Creating that contingency plan is important, said Whitsitt.
“You know that a bad thing is going to happen, and you know that bad things are eventually successful,” he said. “Make sure you’re prepared to be attacked and be able to respond and recover from it first.”
Not good enough
Some cybersecurity experts say ICS-CERT’s report missed the mark, leaving out crucial information about the attacks and crucial advice for power companies.
“The U.S. government missed an opportunity to have concise actionable and timely information pushed out to the community.

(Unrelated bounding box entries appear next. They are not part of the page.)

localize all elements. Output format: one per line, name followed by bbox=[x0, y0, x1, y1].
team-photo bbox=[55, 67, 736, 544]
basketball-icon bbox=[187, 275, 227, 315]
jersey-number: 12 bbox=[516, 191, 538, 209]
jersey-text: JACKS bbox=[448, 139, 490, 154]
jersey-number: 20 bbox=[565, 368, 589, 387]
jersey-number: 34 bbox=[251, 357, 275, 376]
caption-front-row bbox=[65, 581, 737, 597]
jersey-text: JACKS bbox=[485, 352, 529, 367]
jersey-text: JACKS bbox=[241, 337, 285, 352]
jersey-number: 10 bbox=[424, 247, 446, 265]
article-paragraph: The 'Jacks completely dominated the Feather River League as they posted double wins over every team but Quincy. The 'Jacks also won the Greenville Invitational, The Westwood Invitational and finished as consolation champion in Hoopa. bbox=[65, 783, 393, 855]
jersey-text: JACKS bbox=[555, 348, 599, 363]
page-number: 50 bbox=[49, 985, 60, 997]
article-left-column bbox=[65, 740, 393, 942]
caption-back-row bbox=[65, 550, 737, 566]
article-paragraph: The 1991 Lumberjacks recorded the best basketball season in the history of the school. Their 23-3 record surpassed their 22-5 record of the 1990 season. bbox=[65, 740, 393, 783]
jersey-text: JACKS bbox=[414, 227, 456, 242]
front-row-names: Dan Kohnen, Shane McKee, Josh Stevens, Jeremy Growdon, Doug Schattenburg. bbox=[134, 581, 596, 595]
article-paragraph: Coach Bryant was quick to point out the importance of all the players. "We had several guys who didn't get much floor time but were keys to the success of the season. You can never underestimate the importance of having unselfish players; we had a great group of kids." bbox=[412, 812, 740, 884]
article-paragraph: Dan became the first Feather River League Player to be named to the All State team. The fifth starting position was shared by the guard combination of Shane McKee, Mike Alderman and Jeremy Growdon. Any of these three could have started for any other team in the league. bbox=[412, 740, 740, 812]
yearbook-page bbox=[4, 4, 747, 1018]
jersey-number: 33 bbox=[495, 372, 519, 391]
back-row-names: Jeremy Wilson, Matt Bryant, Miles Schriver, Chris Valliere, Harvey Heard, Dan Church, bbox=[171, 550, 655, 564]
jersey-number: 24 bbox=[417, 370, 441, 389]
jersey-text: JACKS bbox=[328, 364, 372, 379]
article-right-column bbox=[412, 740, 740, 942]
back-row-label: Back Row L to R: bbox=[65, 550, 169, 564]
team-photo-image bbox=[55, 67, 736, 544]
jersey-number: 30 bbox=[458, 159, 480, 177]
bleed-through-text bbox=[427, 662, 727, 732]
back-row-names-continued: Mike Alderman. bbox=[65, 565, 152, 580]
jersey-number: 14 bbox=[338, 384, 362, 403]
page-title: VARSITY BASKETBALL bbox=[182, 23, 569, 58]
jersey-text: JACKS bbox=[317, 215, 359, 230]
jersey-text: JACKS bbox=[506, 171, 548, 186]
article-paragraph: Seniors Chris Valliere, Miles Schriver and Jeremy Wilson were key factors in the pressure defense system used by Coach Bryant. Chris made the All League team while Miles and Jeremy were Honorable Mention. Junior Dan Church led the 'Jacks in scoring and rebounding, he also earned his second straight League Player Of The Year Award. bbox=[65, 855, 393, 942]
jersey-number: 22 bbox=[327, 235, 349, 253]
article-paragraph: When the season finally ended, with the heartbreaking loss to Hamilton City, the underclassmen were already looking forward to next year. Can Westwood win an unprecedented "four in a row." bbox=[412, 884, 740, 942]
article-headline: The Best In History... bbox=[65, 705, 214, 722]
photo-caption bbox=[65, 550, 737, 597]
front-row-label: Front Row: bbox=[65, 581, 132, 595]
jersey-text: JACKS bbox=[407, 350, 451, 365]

They had it all,” said Robert M. Lee with the SANS Institute. “But the report today showed that lawyers and politics got involved far too much.”
Toecker said he was disappointed in the report’s recommendations.

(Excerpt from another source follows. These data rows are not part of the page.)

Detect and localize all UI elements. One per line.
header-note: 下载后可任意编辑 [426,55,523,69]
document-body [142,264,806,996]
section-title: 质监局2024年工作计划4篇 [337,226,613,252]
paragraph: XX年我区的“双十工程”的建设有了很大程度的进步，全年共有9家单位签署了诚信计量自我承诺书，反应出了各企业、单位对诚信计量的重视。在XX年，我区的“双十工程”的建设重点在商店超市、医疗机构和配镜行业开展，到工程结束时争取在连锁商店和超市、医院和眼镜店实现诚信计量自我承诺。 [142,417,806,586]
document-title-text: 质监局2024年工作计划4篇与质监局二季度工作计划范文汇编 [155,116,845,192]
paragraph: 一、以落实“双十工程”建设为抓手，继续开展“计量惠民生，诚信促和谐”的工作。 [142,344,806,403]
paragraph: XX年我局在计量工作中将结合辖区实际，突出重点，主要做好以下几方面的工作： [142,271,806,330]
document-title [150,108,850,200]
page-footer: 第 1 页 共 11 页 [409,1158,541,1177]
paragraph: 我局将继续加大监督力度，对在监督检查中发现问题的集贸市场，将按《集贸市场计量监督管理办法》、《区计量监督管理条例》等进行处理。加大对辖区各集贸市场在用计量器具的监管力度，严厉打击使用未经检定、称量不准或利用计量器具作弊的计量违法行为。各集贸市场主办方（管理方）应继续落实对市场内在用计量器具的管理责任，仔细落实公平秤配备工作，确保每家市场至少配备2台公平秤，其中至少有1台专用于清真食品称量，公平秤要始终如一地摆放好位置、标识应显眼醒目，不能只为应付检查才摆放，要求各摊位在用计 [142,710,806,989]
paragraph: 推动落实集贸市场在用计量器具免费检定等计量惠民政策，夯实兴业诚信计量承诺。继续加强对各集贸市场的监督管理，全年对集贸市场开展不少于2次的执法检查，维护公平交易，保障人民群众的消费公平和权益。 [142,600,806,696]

“Literally, they repeated the same mumbo jumbo best practices they always do,” he said.
Important information
Both Toecker and Lee said the ICS-CERT report does not give power companies information they need.
“They left out recommendations that would help such as active defense mechanisms like network security monitoring,” said Lee. “Building a better castle makes it defensible, not defended.”
“Not once does ICS-CERT call out the dependencies between the corporate and controls networks, and it really demonstrates they are working from an outdated playbook,” said Toecker.
Toecker said the only very beneficial information in the report was the discussion on restricting or eliminating remote access.
“Remote access should be operator controlled, time limited, and procedurally similar to ‘lock out, tag out,’ the alert said.
“This was easily the best information they could give, and it should have been front and center,” said Toecker. “This is great guidance, but only if an owner monitors and tracks this kind of remote access with rigor.”
Toecker also wanted a recommendation on monitoring and logging what is going on in your system.
“Defense is hard, and attackers get in, so I would expect an information sharing organization to really hit the need to know what is happening, and what happened, on a control system network,” said Toecker. “If you can’t stop it, at least set it up so you know what happened.”
Defense is hard
Reviewing a list of best practices may not be enough to save the grid.
“Best practices are really hard to follow consistently,” said Whitsitt. “It’s not knowing what the best practices are, it’s doing it consistently.”
But it can be done, some experts say.
“Defending electric SCADA [supervisory control and data acquisition] systems is totally doable,” said Sistrunk.
There are multiple mitigations that can be done to prevent this type of attack from happening, he said.
“Perimeter hardening, two-factor authentication, credential protection, network segmentation, etcetera,” he added.
And, some say, it must be done.
“Attacks against electric grids that serve the public are unacceptable,” said Sistrunk.